思わぬ連戦は、まだ駆け出しのトレーナーにもポケモンにも、負担になったのだろう。少し語調を弱める二人にくすりと小さく笑みをこぼした。

「二人共、チャンピオンを目指すんだったらこんなとこでくじけてる場合じゃないでしょ!」

おどけて言えば、下を向いていた二人は顔を上げる。言葉の意味を理解したのか、顔を引き締めて各々拳を握り締めた。

「よーっし!そうとなれば特訓だ!リオさんありがとな!次会うときはもっと強くなってるから!」
「僕もです!追いついてみせますから!」
「うん、二人共ポケセンには行ってねー」

聞こえているのかいないのか、駆け出した二人の背を見送りながら、一息ついた。
できることなら、あの集団にこれ以上関わらないといいんだけど。まだまだこれからポケモンとの絆を深めて成長していく彼らに、余計なものを見せたくない。かつて自分たちが巻き込まれた大人の勝手に、巻き込まれて欲しくない。
かと言って、私自身そういう組織と積極的に関わりたいわけではないのだ。これからのことを考えると、ついため息が溢れる。
ふと人の気配を感じて顔を上げると、先ほどの集団とは別の、しかし同じくできればあまり会いたくない人物が立っていた。長いトレンチコートを揺らしながら、何やら興奮した面持ちである。

「あ」
「おお、君か!この発電所にギンガ団がいると聞いて飛んで来たのだ!」
「は?…あぁ、もう追い出しましたよ」
「なに!?」

ハンサムさんは、信じられないと言った様子で発電所の中に飛び込んだ。発電所の様子を見て回ったのか、しばらくすると感心した様子で戻ってきた。

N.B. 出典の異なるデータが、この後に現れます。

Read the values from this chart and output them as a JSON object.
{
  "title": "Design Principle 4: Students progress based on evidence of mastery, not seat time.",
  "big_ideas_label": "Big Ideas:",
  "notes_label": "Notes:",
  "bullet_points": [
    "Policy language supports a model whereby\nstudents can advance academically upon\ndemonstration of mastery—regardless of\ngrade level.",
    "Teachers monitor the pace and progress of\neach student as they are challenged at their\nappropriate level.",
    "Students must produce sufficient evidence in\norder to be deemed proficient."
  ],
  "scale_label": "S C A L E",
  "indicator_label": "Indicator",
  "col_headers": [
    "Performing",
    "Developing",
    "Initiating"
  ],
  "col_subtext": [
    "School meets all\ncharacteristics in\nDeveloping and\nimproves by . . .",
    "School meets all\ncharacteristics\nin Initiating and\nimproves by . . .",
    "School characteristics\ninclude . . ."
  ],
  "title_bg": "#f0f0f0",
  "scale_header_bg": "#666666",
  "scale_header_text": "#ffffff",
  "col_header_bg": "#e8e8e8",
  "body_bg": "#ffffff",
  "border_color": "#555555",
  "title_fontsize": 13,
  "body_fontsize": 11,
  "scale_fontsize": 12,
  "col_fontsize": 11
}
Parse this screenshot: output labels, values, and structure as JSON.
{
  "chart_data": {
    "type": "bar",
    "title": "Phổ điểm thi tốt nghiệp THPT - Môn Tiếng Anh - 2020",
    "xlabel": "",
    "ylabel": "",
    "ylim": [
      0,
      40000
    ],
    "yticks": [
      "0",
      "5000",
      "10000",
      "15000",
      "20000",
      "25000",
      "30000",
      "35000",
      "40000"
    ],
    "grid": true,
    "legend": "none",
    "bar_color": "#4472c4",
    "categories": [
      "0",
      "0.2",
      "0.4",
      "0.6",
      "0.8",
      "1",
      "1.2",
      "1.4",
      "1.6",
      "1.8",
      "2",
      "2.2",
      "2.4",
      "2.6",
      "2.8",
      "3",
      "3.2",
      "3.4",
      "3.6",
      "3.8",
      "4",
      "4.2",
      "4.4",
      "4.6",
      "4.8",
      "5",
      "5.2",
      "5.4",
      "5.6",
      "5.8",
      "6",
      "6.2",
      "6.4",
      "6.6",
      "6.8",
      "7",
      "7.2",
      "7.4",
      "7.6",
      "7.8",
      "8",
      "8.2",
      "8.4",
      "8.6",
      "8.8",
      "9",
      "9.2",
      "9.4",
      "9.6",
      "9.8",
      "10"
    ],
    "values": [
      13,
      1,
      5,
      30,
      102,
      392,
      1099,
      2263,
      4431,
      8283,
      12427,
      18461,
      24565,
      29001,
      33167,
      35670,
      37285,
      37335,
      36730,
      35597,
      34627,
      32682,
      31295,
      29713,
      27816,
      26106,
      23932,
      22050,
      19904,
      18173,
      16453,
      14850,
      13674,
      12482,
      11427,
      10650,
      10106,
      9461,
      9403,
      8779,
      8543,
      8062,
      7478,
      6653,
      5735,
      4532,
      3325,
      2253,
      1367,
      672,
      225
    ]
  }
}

「すごい、すごいな!君の言ったことは本当だった!素晴らしい!まだ若くても一人前のトレーナーなんだな!」
「頼りになる二人がいましたから」

手放しで褒められるも、嬉しいよりも何でもっと早く来なかったんだという思いが大きい。国際警察というが、胡散臭い風体と言動が相まって、どうにも信用しきれなかった。悪い人ではないんだろうけど。

「よし!わたしは逃げた連中を追いかけよう!なんでもハクタイにギンガ団のアジトがあるらしいのでな!」

では!というと、ハンサムさんは足早に去っていった。残された私はしばらくぼんやりと後ろ姿を見送っていたが、今日のところは後の心配も忘れてのんびりしようと心に決め、一先ずソノオタウンに戻ることに決めた。